Le candidat mystère qui alimente toutes les spéculations
Tout à ses nombreux amours, Rama X va jeter son dévolu sur une actrice, Sujarinee Vivacharawongse. La relation n’est guère du goût de la reine-mère Sirikit, qui la condamne fermement mais doit plier l’échine face à la volonté de son fils de l’épouser. Le mariage ne sera guère plus heureux que le précédent. En 1996, elle s’enfuit vers le Royaume-Uni avec ses 5 enfants. Le scandale est de taille et il va falloir toute la diplomatie de la famille royale pour éteindre l’incendie et la colère de Maha Vajiralongkorn qui va jusqu’à faire placarder des affiches de son ex-femme, accusée d’adultère avec un sexagénaire maréchal de l’Air. La sanction est à la hauteur de l’affront. Ses 4 fils sont bannis de Thaïlande, leurs droits abolis et seule leur fille est autorisée à revenir dans le pays. Résidant aux États-Unis, on n’avait plus entendu parler d'eux jusqu’en août 2023 où Vacharaesorn Vivacharawongse, 42 ans, fils cadet du roi Rama X, a fait son apparition dans la monarchie.
Vacharaesorn Vivacharawongs, le joker de la monarchie
Un voyage de quelques jours a suscité un engouement inédit autour de Vacharaesorn Vivacharawongse, avocat de son état. Très rapidement, la presse locale s’est faite l’écho d'un possible changement de succession et d’un retour en grâce des quatre premiers fils du monarque. Un second voyage en décembre de la même année a encore plus nourri les spéculations autour de sa personne, d’autant qu’il n’a pas hésité à venir rendre hommage à son grand-père, Rama IX, haute figure révérée des Thaïlandais. Le 6 mars 2024, c’est avec un passeport thaïlandais que Vacharaesorn Vivacharawongse est retourné une nouvelle fois à Bangkok, multipliant les apparitions, s’affirmant comme le protecteur des traditions de son pays tout en précisant qu’il n’entendait rien revendiquer si ce n'est celui de s’établir en Thaïlande. « Personne ne m’a dit de venir.
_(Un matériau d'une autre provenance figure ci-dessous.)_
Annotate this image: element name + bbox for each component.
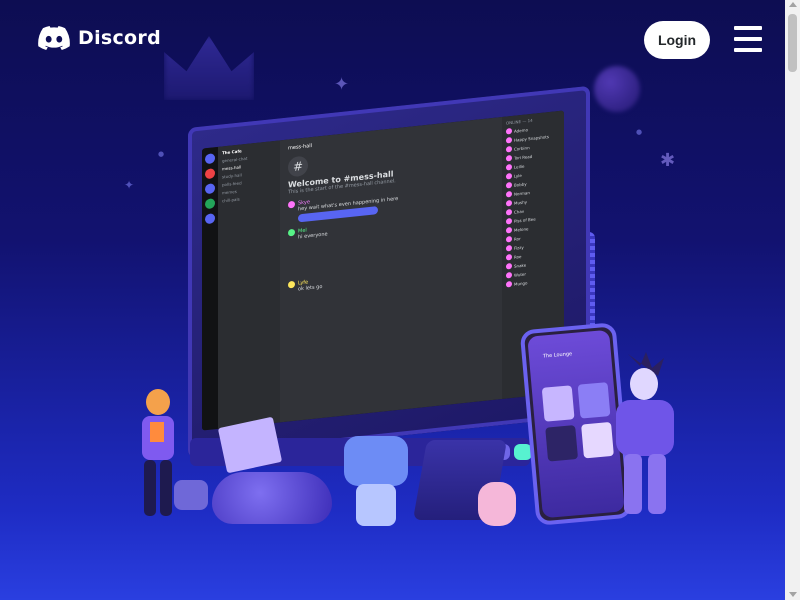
channel-sidebar: The Cafe general-chat mess-hall study-ha… [218, 140, 280, 429]
server-icon [205, 153, 215, 165]
discord-logo[interactable]: Discord [38, 26, 161, 50]
chat-area: mess-hall # Welcome to #mess-hall This i… [280, 116, 502, 423]
server-icon [205, 198, 215, 210]
hamburger-menu-icon[interactable] [734, 26, 762, 52]
chat-header: mess-hall [288, 142, 312, 152]
avatar [288, 200, 295, 209]
avatar [506, 172, 512, 180]
avatar [506, 217, 512, 225]
avatar [506, 136, 512, 144]
server-icon [205, 183, 215, 195]
login-button[interactable]: Login [644, 21, 710, 59]
phone-title: The Lounge [542, 351, 573, 360]
star-icon: ✦ [334, 74, 350, 95]
gamepad-illustration [212, 472, 332, 524]
avatar [288, 280, 295, 289]
avatar [506, 154, 512, 162]
hash-icon: # [288, 155, 308, 178]
video-tile [541, 385, 575, 422]
avatar [506, 145, 512, 153]
robot-body-illustration [356, 484, 396, 526]
orb-decoration [594, 66, 640, 112]
avatar [506, 280, 512, 288]
video-tile [545, 425, 579, 462]
avatar [506, 208, 512, 216]
server-icon [205, 213, 215, 225]
avatar [506, 253, 512, 261]
hero-section: ✦ ● ● ✱ ✦ Discord Login The Cafe general… [0, 0, 785, 600]
message-text: ok lets go [298, 283, 323, 293]
character-left-illustration [142, 389, 174, 516]
avatar [506, 271, 512, 279]
avatar [506, 127, 512, 135]
discord-controller-icon [38, 26, 70, 50]
server-list [202, 146, 218, 431]
avatar [506, 235, 512, 243]
chat-message: Lyfe ok lets go [288, 260, 494, 294]
crown-decoration [164, 36, 254, 100]
scroll-thumb[interactable] [788, 14, 797, 72]
scrollbar[interactable] [785, 0, 800, 600]
avatar [506, 226, 512, 234]
robot-head-illustration [344, 436, 408, 486]
avatar [506, 181, 512, 189]
scroll-up-arrow-icon[interactable] [789, 2, 797, 7]
avatar [506, 262, 512, 270]
bunny-illustration [478, 482, 516, 526]
discord-app-window: The Cafe general-chat mess-hall study-ha… [202, 110, 564, 431]
avatar [288, 228, 295, 237]
logo-wordmark: Discord [78, 27, 161, 49]
server-icon [205, 168, 215, 180]
sparkle-icon: ✦ [124, 178, 135, 192]
avatar [506, 163, 512, 171]
avatar [506, 190, 512, 198]
scroll-down-arrow-icon[interactable] [789, 592, 797, 597]
avatar [506, 244, 512, 252]
sparkle-icon: ● [636, 128, 643, 136]
character-right-illustration [616, 352, 674, 514]
sparkle-icon: ● [158, 150, 165, 158]
avatar [506, 199, 512, 207]
star-icon: ✱ [660, 150, 676, 171]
Je ne représente personne », a-t-il déclaré. « Je ne veux prétendre à rien. Je n'ai ni ressources, ni pouvoir », a-t-il ajouté dans une interview accordée au Bangkok Post. Sa page Facebook fait même pruve d'une intense activité depuis plusieurs semaines. Si le Palais royal s’abstient de faire le moindre commentaire, les médias continuent de s’interroger sur ces venues qu’il effectue.
Vacharaesorn Vivacharawongse reste cependant un mystère pour ses compatriotes. Les spéculations ont pourtant repris lorsqu’un média a révélé qu’il aurait été marié avec une Américaine dont il aurait eu des enfants. La loi de succession interdisant à tout prince de monter sur le trône s’il est uni à une étrangère, Vacharaesorn Vivacharawongse a pris soin de faire savoir qu’il était depuis divorcé. Désormais libre d’assurer une potentielle place d’héritier au trône si cela est la volonté de son royal paternel, il n’a pas hésité à réclamer un assouplissement de la loi décriée sur les crimes de lèse-majesté. Même s’il refuse de soutenir le moindre parti politique, c’est un premier pas en politique qui lui assure déjà une certaine popularité auprès des Thaïlandais pro-démocratie qui contestent l'autoritarime du souverain, pressés de voir un autre monarque succéder à Rama X.